Ruler: graph paper is great for practicing letter forms, but eventually you will want to letter something on “proper” paper. This will necessitate one of the least exciting parts of calligraphy – drawing lettering guidelines!
Of course, if you have a light table you can use guideline sheets under your paper, but light tables can be very expensive (although they can be made for less than the cost of purchasing if you’re handy) and you are limited to the size of the light table.
Since I’ve done a variety of commissioned work that is usually much larger than my light table, I rarely use it so I don’t consider it “essential” equipment (other calligraphers might not agree!)
The ruler pictured is a “Graphics” Ruler – it is transparent marked in 1/8″ squares (I believe metric is also available) and has a “zero” mark in the center. The “zero” mark is invaluable for marking guidelines for centered calligraphy. I have a few of these in a variety of lengths from 6″ for small work (lettering names on certificates) up to 24″ for large, multi-lined broadsheets.
Ames Lettering Guide: Another useful tool for drawing guidelines. It might look a little difficult to use, but it is actually quite easy. I used this a lot before I found the graphics ruler. Instructions for the Ames Lettering Guide can be found here.
Guidelines can also be purchased, and some can be downloaded. The Scribblers website has a Guideline Generator that will create a printable page of guidelines based on the body, ascender and descender pen size in millimeters. Margaret Shepherd, author of “Learn Calligraphy”, has sets of guidelines in various formats based on her book. Note that lettering with guidelines printed on standard printer paper will bleed ink and paper fibers might stick in the nib.
Pen Holders and Nibs: A well-used Koh-I-Noor wooden pen holder with cork finger grip and a plastic Speedball pen holder. Also shown are a variety of Mitchell pen nibs with slip-on reservoirs, and a Speedball C-2 pen nib.
When I first started calligraphy I ran out and bought all the nib sizes and fancy, specialty nibs I could find – they now reside in a box rarely, if ever, used. There are actually only 2 or 3 nib sizes I use for just about every project unless I need a particularly large nib for poster-sized work.
Pencil: Last, but not least, my favorite Rotring Art Pencil.

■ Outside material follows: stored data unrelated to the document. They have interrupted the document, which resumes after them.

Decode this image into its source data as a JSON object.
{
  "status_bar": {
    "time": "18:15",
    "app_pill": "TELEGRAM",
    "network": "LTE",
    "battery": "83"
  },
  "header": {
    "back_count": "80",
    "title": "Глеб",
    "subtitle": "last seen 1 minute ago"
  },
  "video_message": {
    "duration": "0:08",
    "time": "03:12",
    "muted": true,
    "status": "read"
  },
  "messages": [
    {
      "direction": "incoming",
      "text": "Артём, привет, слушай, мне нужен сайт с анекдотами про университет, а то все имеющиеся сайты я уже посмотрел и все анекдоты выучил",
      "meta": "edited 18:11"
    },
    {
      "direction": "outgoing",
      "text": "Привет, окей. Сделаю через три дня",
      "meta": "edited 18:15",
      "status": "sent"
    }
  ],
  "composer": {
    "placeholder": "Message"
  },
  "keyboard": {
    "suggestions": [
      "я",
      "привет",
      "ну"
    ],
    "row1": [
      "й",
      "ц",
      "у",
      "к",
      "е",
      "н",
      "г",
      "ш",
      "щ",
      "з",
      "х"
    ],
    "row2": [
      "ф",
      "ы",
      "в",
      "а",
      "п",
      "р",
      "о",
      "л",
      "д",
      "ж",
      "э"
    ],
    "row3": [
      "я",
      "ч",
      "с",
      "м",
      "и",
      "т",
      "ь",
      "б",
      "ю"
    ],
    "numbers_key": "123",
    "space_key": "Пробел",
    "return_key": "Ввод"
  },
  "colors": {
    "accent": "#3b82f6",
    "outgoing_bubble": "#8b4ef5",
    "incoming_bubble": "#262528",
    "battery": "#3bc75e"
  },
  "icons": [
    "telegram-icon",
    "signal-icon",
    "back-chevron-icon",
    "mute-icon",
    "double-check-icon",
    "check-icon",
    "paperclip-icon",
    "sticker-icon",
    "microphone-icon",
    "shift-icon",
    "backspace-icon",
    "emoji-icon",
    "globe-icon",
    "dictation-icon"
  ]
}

An ordinary mechanical pencil is fine for drawing guidelines as long as the lead is not too soft (it will smudge.) An “H” or “F” lead works well – just don’t press too hard or it will indent the paper.
Paper: As I wrote previously, graph paper is fine for practicing letters and for layouts. An artist sketchbook is also great for free-style lettering and small projects. Sketchbooks very in quality; the best ones for calligraphy will have “sized” paper (unsized paper such as printer paper will cause the ink to run or “bleed”.) Any quality sketchbook for pen and ink drawing will work for calligraphy. Of course, you will have to draw guidelines!